PROLOGUE – POV TOBIAS
- "Qu'est-ce qui se passe Cara? Où est Tris ?" demande Christina, sa voix montant dans les aigus.
Cara a les larmes aux yeux et son front se plisse quand elle nous regarde enfin. Le geste semble lui être douloureux.
- "Elle est rentrée dans le labo à la place de Caleb…" lâche-t-elle.
Je n'attends pas la suite, je cours à travers les couloirs tel un robot. J'entends à peine Christina crier mon nom, je sens à peine mon crâne se compresser de douleur. Elle est en vie, elle doit l'être, il le faut.
Tout est flou et j'arrive au centre de soins le cœur battant. C'est Caleb que je vois en premier. Il est pâle mais violet à la fois et se tient les côtes comme s'il voulait s'arracher à ce monde. Quand il me voit apparaître, il laisse tomber ses bras et se dirige vers moi.
- "Elle a braqué son arme sur moi, je…"
- "Pousse-toi." je le coupe d'une voix sourde.
La colère gronde en moi, je ne veux pas le voir, je ne veux pas entendre ce qu'il a à dire, je veux qu'il disparaisse.
Et puis juste derrière lui, derrière un rideau blanc, je la vois. Tout à coup, la pression retombe et j'oublie Caleb. Je m'avance doucement vers elle, les yeux fixés sur son visage. Elle est inconsciente, la tête légèrement penchée sur le côté, les bras le long du corps. Des tuyaux la transpercent de toute part pour la relier à des machines qui n'ont aucune signification pour moi. Elle semble si fragile. Je prends sa main gauche entre les miennes tout en m'asseyant sur le bord de son lit.

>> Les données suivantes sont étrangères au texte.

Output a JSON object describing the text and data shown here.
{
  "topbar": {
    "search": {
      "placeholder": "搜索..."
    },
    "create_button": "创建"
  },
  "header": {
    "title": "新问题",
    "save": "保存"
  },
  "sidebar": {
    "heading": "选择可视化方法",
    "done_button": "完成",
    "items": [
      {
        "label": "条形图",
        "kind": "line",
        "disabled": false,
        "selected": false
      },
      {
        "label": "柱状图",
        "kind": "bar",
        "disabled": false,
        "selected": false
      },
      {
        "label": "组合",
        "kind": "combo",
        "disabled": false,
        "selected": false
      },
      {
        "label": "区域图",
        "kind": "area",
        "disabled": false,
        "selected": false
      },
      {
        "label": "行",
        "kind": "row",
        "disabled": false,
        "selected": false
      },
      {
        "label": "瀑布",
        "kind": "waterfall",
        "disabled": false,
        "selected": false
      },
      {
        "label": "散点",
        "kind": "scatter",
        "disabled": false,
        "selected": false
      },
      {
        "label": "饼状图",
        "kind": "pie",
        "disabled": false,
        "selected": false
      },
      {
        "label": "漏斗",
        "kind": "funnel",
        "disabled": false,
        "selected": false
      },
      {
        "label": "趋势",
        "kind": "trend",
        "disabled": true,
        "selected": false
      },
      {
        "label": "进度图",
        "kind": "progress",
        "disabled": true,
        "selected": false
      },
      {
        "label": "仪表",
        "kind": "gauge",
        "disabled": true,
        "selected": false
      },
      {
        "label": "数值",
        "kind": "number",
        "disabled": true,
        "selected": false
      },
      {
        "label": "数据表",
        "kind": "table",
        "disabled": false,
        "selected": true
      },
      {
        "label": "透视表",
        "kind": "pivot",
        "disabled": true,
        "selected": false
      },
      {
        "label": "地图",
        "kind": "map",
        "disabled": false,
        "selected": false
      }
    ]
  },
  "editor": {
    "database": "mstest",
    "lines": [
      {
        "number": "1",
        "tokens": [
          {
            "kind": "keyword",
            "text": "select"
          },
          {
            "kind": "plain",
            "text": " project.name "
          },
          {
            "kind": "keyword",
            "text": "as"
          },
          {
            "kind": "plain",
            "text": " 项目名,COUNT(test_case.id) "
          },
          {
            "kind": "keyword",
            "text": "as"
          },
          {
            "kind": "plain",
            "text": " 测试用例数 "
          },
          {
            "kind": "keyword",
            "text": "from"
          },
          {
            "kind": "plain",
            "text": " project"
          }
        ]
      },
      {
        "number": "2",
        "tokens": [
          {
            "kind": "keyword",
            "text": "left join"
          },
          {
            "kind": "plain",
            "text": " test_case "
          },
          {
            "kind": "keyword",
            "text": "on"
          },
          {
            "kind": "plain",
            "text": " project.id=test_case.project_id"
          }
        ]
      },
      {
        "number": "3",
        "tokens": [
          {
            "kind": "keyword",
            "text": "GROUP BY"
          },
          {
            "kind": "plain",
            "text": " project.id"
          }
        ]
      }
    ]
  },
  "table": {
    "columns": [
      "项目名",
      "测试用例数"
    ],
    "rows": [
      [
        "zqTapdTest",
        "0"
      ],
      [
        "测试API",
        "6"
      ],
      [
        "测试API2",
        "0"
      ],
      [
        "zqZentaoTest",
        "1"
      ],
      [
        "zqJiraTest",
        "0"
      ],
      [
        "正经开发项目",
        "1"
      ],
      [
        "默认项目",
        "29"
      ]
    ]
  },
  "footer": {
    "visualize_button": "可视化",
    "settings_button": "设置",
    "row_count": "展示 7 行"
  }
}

- "Elle a survécu au sérum de mort mais David est arrivé et lui a tiré dessus. Je suis désolé Tobias, je ne sais pas ce qui lui a fait changer d'avis. J'y serais allé tu sais, j'y serais vraiment allé." lance Caleb derrière moi.
Tris. J'aurais dû savoir qu'elle irait dans le labo à sa place. Je m'en veux tellement, je n'y ai pas pensé et tout à coup ça me semble pourtant si évident. Bien sûr qu'elle l'a fait, bien sûr qu'elle s'est sacrifiée.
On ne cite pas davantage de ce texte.